ABC NewsBy MEG CUNNINGHAM
(NEW YORK) — Minnesota Sen. Amy Klobuchar and her husband’s experience with coronavirus was like every other Americans, the Minnesota senator said on ABC’s The View on Tuesday.
“It’s so scary how this disease is going to take a turn. I kept calling him. I was in Minnesota. He had a temperature,” said Klobuchar, who has been actively campaigning for former Vice President Joe Biden.” I found out what it’s like for so many families, you can’t hold the hand of your loved one. The health care workers are holding the phone up to their ear and for so many people the story is worse, that don’t take a turn for the better, the health care workers are the last one with their husband or wife or mother or dad. That’s the hardest thing about this disease. It is so incredibly lonely, and I’m just so happy he’s back.”
Klobuchar announced in an official statement late last month that her husband, John Bessler, 52, and has no underlying conditions,had been released from the hospital and was recovering at home after testing positive for the coronavirus.
He had been suffering from a bleeding cough and “dangerously low” oxygen levels, the Minnesota senator told Good Morning America host Robin Roberts in an update after he was diagnosed.
Klobuchar said she was also told that she would not qualify for a test.
Bessler urged Americans to continue following social distancing practices, because someone could have the disease, be asymptomatic and spreading COVID-19 to others.
“This can really impact people who do have those underlying health conditions as well as people who really don’t,” Bessler said. “And so you just don’t know. It’s sort of a lottery, this coronavirus, in terms of what your symptoms are going to be like. So people just need to follow the rules, make sure they’re engaging in that social distancing even though it’s hard. Make sure that other people don’t get infected and so you flatten that curve.”
Klobuchar said her husband is now going to donate plasma, since he has the immunity, and participating in a study which would use the plasma from those who tested positive. Whoopi Goldberg asked Klobuchar and her husband about their feelings about some of President Trump’s recommendations to Americans amid the pandemic.
“So many people watch the president. He’s the leader of our country, and when you see him, whether he’s joking or not, literally looking at people and saying, basically implying, ‘You can chug bleach or, you know, maybe we can inject some light into you,’ that is the exact opposite of what a leader should be doing,” Klobuchar told Goldberg. “It’s also what he hasn’t done, and that’s what’s starting to become glaringly clear as you see the governors taking the lead in each state, but not every state has a mayo clinic like we do. You’ve got to have a national testing strategy and get those national tests out to every state in the country,” she said.

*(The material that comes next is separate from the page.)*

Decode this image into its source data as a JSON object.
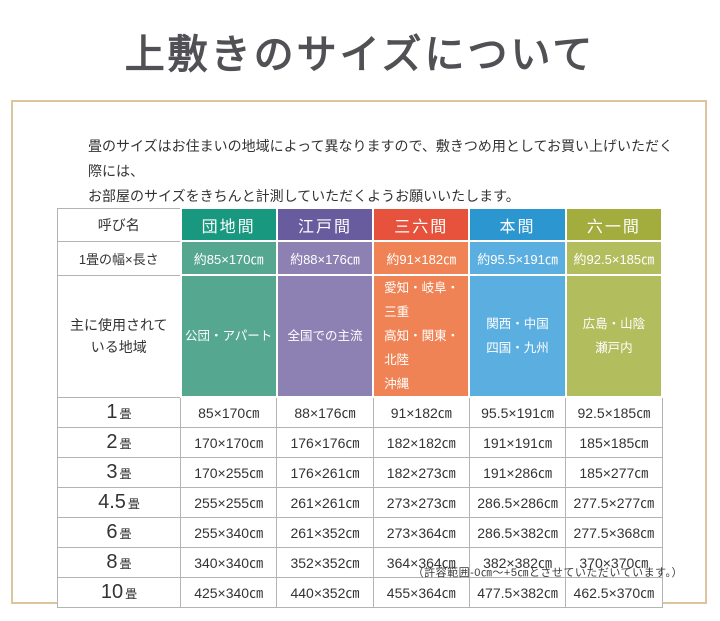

In a recent interview with ABC Newss George Stephanopoulos on This Week, Klobuchar said amid the novel coronavirus pandemic, the country is suffering from a lack of national leadership in the White House.
“Like every state in the country, George, we are suffering from one important thing, and that is a lack of national strategy,” Klobuchar told Stephanopoulos. “You know, we can tune out this president’s rants about chugging bleach, but we can’t tune out the fact that we have a lack of protective equipment, that we do not have enough testing.”
Klobuchar, a former 2020 presidential contender, has actively campaigned for Biden and has been considered by many to be on the shortlist for a possible running mate.
During the 2020 election cycle, vote-by-mail expansion has been a topic of contention as states scramble to troubleshoot voting during a pandemic. The quarrels center on expanding mail voting as states adjust to the unprecedented coronavirus crisis, particularly in key battlegrounds that could tip the scales of the upcoming presidential contest.
Klobuchar is co-sponsoring a bill to set aside federal funding to expand vote-by-mail programs.